Seit Jahr und Tag wird mit
aller Energie gegen den Schriftsteller Erich Maria Remarque gehetzt, dem nicht
verziehen wird, daß er einen Frontroman in den unfreundlichen Farben der
Wahrheit geschrieben hat. Seitdem ist man unablässig bemüht, ihm etwas
anzuhängen. Da er nachweislich keine groben Kriminalverbrechen begangen hat,
versucht man es mit Kleinigkeiten. Remarque soll nicht Remarque heißen, sondern
anders. Aus dem Recht des Schriftstellers auf ein Pseudonym wird plötzlich eine
suspekte Sache. Auf dieser Linie bewegte sich lange Zeit der sogenannte Kampf
um Remarque.
Jetzt hat man endlich einen
fetteren Happen. Remarque soll Kapital verschoben haben. Wenigstens sind auf
eine Denunziation hin Vermögenswerte von ihm bei der Danatbank beschlagnahmt
worden. Zwar dämpfte eine Erklärung seines Rechtsbeistandes den Sensationswert
dieser Nachricht etwas, aber sogleich war doch ein neues Schlagwort da:
«Remarque lebt im Ausland, er zieht es vor, das mit seinem Buche verdiente Geld
anderswo zu verzehren, anstatt es seinem notleidenden Vaterland zukommen zu
lassen.» Lebte Remarque hier in Deutschland, so würde es gewiß heißen: Remarque
praßt, während Hitler im Kaiserhof darbt! Wahrscheinlich wird sich auch die
Sache mit dem verschobenen Kapital am Ende als Verleumdung herausstellen, aber
wenn die Lüge auch zerplatzt, ihr Geruch bleibt, und er bleibt nicht an dem
haften, der sie aufgebracht hat.
Kapitalverschiebung, das hört
sich nicht schön an, und ist Remarque schuldig, so wird ihn das Gesetz zur Ader
lassen müssen. Aber rechtfertigt das eine große Pressehetze? Handelte es sich
nicht um einen bekannten und erfolgreichen Schriftsteller sondern um den schwerreichen
Kommerzienrat X, so würde man lächelnd sagen: «Aha, der kleine Verkehrsunfall
eines sonst tüchtigen Geschäftsmannes!» und zur Tagesordnung übergehen.

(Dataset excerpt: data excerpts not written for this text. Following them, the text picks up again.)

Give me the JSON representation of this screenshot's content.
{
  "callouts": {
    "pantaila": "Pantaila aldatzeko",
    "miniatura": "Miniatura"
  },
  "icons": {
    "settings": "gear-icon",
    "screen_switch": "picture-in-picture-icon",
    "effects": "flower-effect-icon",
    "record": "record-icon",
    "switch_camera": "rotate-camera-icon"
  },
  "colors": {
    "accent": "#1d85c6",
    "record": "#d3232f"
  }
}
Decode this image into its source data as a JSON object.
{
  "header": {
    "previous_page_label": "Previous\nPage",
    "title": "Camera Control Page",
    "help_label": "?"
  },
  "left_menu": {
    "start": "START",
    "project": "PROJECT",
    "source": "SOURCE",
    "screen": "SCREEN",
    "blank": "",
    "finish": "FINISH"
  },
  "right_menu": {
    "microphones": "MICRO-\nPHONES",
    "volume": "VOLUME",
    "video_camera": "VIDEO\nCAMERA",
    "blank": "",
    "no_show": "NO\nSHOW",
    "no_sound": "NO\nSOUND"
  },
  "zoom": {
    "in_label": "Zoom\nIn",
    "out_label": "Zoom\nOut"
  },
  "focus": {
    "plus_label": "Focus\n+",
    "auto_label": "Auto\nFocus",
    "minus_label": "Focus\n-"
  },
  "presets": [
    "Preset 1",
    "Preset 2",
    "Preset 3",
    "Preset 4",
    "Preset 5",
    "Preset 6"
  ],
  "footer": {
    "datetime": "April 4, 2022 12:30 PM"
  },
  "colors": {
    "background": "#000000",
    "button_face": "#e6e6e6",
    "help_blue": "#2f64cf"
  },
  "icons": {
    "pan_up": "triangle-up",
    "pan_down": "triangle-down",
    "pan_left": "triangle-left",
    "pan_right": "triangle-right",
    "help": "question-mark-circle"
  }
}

Eine bestimmte idealistisch
verkitschte Auffassung sieht den Künstler noch immer erhaben über die
materiellen Notwendigkeiten des Lebens. «Willst du in meinem Himmel mit mir
leben, so oft du kommst, er soll dir offen sein!» , so dichtete der selige
Schiller, und er hat damit namenloses Unheil angerichtet. Denn unsre Klassiker,
deren Geist so hoch flog, waren im Leben durchweg arme verprügelte Untertanen,
die sich in den reinen griechischen Äther schwangen, um zu vergessen, daß sie
schließlich von der Laune eines Gönners oder von einem tristen
Professorengehalt existieren mußten. Deshalb war Schiller nur konsequent, wenn
er den Künstler endgültig aus der Welt verbannte, in der die Prozente verteilt
werden. Und deshalb gibt es immer ein so großes und peinliches Erstaunen, wenn
der Künstler plötzlich wie ein hungriger Spatz aus dem Blauen geflattert kommt
und sich ein Stück Torte vom Tisch holt.
Der Künstler hat jedoch das
gleiche Anrecht auf die allgemeinen Gebrechen wie ein jeder in andrer Branche
tätige Mitmensch. Man verübelt es einem Maler, wenn er rechnen kann wie ein
Bankier, man ist enttäuscht von einem Dichter, der für seine Auslandskonten
sorgt, als wäre er ein national gesinnter Wirtschaftsführer. Da zerbricht man
sich den Kopf über einen ehrenwerten alten Schriftsteller von streng
konservativer Anschauung, der sein Haus angezündet hat, um die
Versicherungssumme zu erlangen, und weil keine Anzeichen sichtbar sind, daß er
plötzlich Bolschewik oder Antimilitarist geworden ist, sagt man einfach, er
könne nicht mehr bei gesundem Verstande sein. Wirklich geisteskrank? Der Ärmste
handelte nicht anders als ein kleiner Geschäftsmann, der sich am Ende weiß,
keine Hilfsmittel mehr sieht und in einem desperaten Anfall das Glück mit einem
törichten Gewaltstreich zu korrigieren versucht. Früher lag die Sündendomäne
des Künstlers in den weiten Gebieten der Erotik. Heute wäre ein Fall Oscar
Wilde nicht mehr möglich, und zwar nicht, weil wir freiheitlicher oder
toleranter geworden sind, sondern weil wir andre Sorgen haben. Die Sünden
dieser Zeit sind ökonomische. Auch der Künstler wird nur seiner sozialen Kategorie
entsprechend reagieren. Es ist Dummheit und Heuchelei, ihn härter zu
beurteilen, nur weil er von Berufs wegen gleichsam der Menschheit Würde zu
vertreten hat.
Niemand wird jemals enträtseln
können, warum grade Erich Maria Remarque in der Agitation der Rechten zu einer
Art von Plakatscheusal geworden ist. Sein Kriegsroman ist gewiß eine glänzende
Leistung, voll von wirklichkeitsnahen Schilderungen ‑ aber um Tat zu
werden, dazu fehlt der Rest, auf den es ankommt. Auch ohne mit dem Spachtel
aufgetragene Tendenz muß ein Roman, der das stärkste Erlebnis einer Generation
behandelt, aus der Literatur in die Politik hineinwirken. Das ist nicht
geschehen, das Buch ist nur eine interessante isolierte Leistung geblieben.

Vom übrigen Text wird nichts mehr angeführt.